By assisting these veterans with these expenses, we can increase the likelihood they will enjoy long-term success and an increased quality of life. This will lead to decreased usage of VA services and is a worthwhile proactive approach.

VR&E Performance Metrics Need to be Revised to Emphasize Long-term Success

Currently VR&E measures the “rehabilitation rate” as the number of veterans with disabilities that achieve their VR&E goals and are declared rehabilitated compared to the number that discontinue or leave the program before achieving these goals. “Rehabilitated” within the employment track means that a veteran has been gainfully employed for a period of 60 days following any VR&E services they received. This form of performance measure could have the latent consequence of incentivizing short-term employment solutions over long-term strategies.
The VFW would like to see all VR&E performance metrics changed to reflect the employable future of the veteran. At anytime if a veteran becomes unemployed, during his employable future, he would be counted as such. A veteran’s success in completing a rehabilitation program followed by his employment does not necessarily mean he has been rehabilitated for the course of his employable future. Changing the metrics to reflect a career long standing will incentivize long-term approaches to VR & E programs. If an injury is aggravated following rehabilitation then a servicemember may need to additional rehabilitation to make him employable.  

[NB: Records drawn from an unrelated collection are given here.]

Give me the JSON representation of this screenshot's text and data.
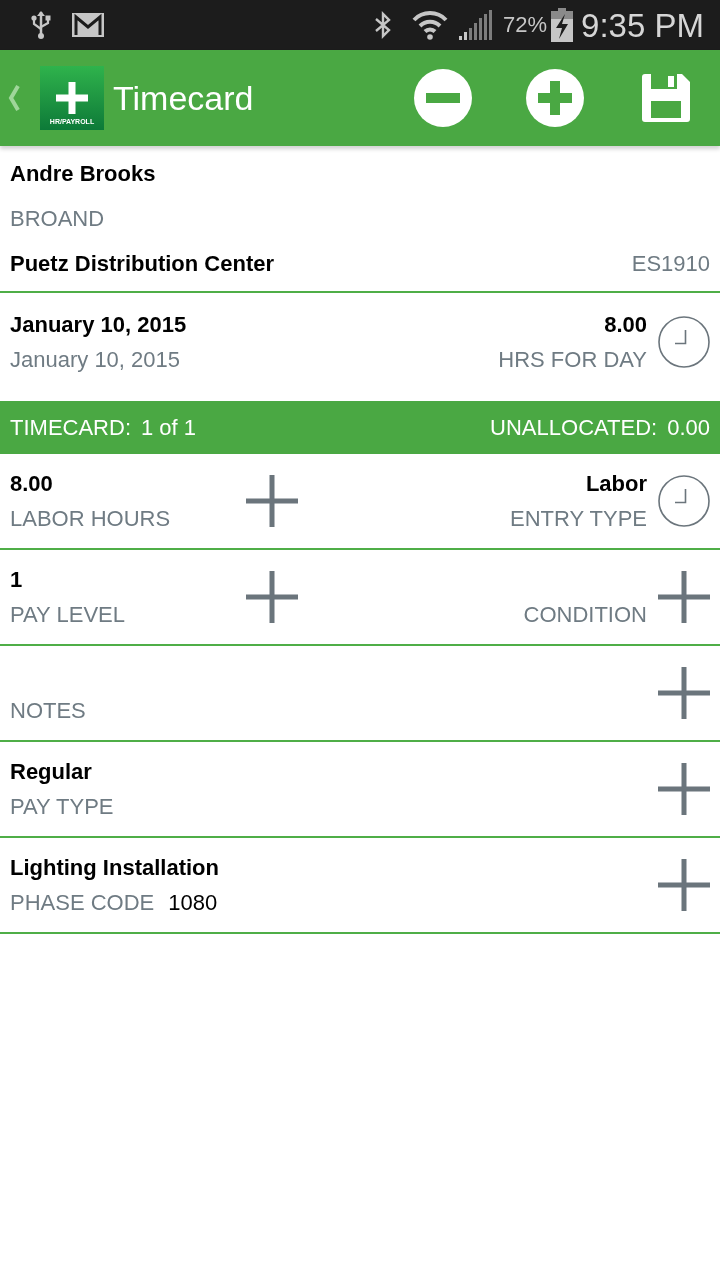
{
  "status_bar": {
    "battery": "72%",
    "time": "9:35 PM"
  },
  "app_bar": {
    "logo_label": "HR/PAYROLL",
    "title": "Timecard"
  },
  "employee": {
    "name": "Andre Brooks",
    "code": "BROAND",
    "location": "Puetz Distribution Center",
    "location_code": "ES1910"
  },
  "day": {
    "date": "January 10, 2015",
    "date_subtitle": "January 10, 2015",
    "hours": "8.00",
    "hours_label": "HRS FOR DAY"
  },
  "timecard_bar": {
    "label": "TIMECARD:",
    "count": "1 of 1",
    "unallocated_label": "UNALLOCATED:",
    "unallocated": "0.00"
  },
  "rows": [
    {
      "fields": [
        {
          "kind": "add",
          "value": "8.00",
          "label": "LABOR HOURS"
        },
        {
          "kind": "clock",
          "value": "Labor",
          "label": "ENTRY TYPE"
        }
      ]
    },
    {
      "fields": [
        {
          "kind": "add",
          "value": "1",
          "label": "PAY LEVEL"
        },
        {
          "kind": "add",
          "label": "CONDITION"
        }
      ]
    },
    {
      "fields": [
        {
          "kind": "add",
          "label": "NOTES"
        }
      ]
    },
    {
      "fields": [
        {
          "kind": "add",
          "value": "Regular",
          "label": "PAY TYPE"
        }
      ]
    },
    {
      "fields": [
        {
          "kind": "add",
          "value": "Lighting Installation",
          "label": "PHASE CODE",
          "code": "1080"
        }
      ]
    }
  ]
}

VR&E Needs to Reduce Time from Enrollment to Start of Services

The current VR&E program can take up to several months to begin a program of training. This occurs primarily because VR&E is required to validate that entitlement is present. In a recent conversation with VR&E’s central office, the VFW learned that it is extraordinarily rare that entitlement is not found for the VR&E program. If a veteran has proven eligibility for VR&E, the VFW believes entitlement ought to be assumed thereby minimizing veterans time in gaining access to VR&E programs.  
The Vocational Rehabilitation Counselor makes entitlement determinations on the basis of whether the veteran’s employment problems have been caused by

  • The veteran’s service connected disabilities
  • The veteran’s non service-connected disabilities
  • Deficiencies in education and training
  • Negative attitudes about people with disabilities
  • The impact of alcoholism and/or drug abuse
  • Consistency with abilities, aptitudes, and interests  
  • Other pertinent factors  

If entitlement were assumed, veterans would still have to be considered eligible. To be considered eligible for VR&E services, a veteran must 

  • Have received, or will receive, a discharge under conditions other than dishonorable;
  • Have served on or after September 16, 1940;
  • Have a service-connected disability employment handicap rating of at least
  • 20% or a serious employment handicap rating of 10%;
  • Need vocational rehabilitation to overcome an employment handicap; and  
  • Submit a completed application for VR&E services on VA Form 28-1900

In conclusion the Veterans of Foreign Wars believes that VR&E is one of the best tools disabled veterans have. We hope to see it upgraded to face the unique challenges of today’s veterans during these tough economic times. The cost to our disabled veterans far exceeds the recompense our nation provides them as these injuries drastically reduce their quality of life. However, we must not forget disability does not just affect the soldier or the veteran. Families and children pay a price as well and it is our responsibility to offer these veterans a robust, fair, rehabilitation program for their employable future.  
Madam Chairwoman, this concludes my testimony and I will be pleased to respond to any questions you or the members of this Subcommittee may have.  Thank you.